Recurring Element: Take place on a world called Filgaia, with money called gella, usually star a blue-haired hero, and have a victory music track called "Condition Green!".
Each game's soundtrack includes a song titled From Anxiety to Impatience. The songs are different, but this particular title is always used.
Sand is Water: Especially in 3, but present in 1 and 4 as well.
Shout Out: Siegfried might as well have been called Nightmare in Wild Arms 3. There are also many recurring names and events throughout the series, and every single playable character is seen as an NPC in 5.
Space Amish: The Baskars are a religious community who live a simple life "in harmony with nature", despite having a better-than-average knowledge of the setting's Magitek. Elw have a bit of this too.
Summon Magic: The Guardians in the games before 5.
Swiss Army Weapon: Wild ARMs 4 has the main character's gun turn into a sword when out of ammo.

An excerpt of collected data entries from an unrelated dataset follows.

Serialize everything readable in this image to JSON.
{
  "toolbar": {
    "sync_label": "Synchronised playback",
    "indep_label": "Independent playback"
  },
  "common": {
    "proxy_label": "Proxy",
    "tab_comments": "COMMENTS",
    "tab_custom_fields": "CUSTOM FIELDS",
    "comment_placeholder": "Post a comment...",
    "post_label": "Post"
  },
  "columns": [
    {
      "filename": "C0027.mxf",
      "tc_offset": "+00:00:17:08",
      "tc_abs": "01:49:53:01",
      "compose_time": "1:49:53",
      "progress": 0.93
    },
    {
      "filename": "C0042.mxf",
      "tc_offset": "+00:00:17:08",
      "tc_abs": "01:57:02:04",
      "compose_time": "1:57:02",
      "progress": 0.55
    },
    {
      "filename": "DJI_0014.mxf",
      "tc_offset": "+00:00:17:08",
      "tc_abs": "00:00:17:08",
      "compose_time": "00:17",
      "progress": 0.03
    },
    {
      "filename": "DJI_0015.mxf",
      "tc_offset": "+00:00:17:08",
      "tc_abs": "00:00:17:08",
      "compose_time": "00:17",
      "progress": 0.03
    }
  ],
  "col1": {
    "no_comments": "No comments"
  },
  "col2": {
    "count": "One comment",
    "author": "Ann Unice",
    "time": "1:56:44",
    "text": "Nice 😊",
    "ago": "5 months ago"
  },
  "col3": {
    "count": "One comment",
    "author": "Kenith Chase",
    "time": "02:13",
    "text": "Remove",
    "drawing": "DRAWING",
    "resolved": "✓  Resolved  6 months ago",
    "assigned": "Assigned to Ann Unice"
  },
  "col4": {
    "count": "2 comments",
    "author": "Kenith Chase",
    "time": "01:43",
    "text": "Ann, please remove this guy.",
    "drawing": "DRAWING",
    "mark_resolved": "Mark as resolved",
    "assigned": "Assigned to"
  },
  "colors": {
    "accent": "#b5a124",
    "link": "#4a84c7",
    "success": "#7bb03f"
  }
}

Wild ARMs 5's lead has, again, guns with tonfas for ammo clips.
Temple of Doom: A staple of the series, packed with traps and puzzles that can be conveniently bypassed and solved with the tools the party has picked up along the way.
Flip Flop of God: This is in contrast to an earlier companion volume for the series released during the third game which said that they were different Filgaias that generally followed the same rules. Either different people are now in charge of the mythos or the people behind the mythos simply decided that the one Filgaia version was cooler.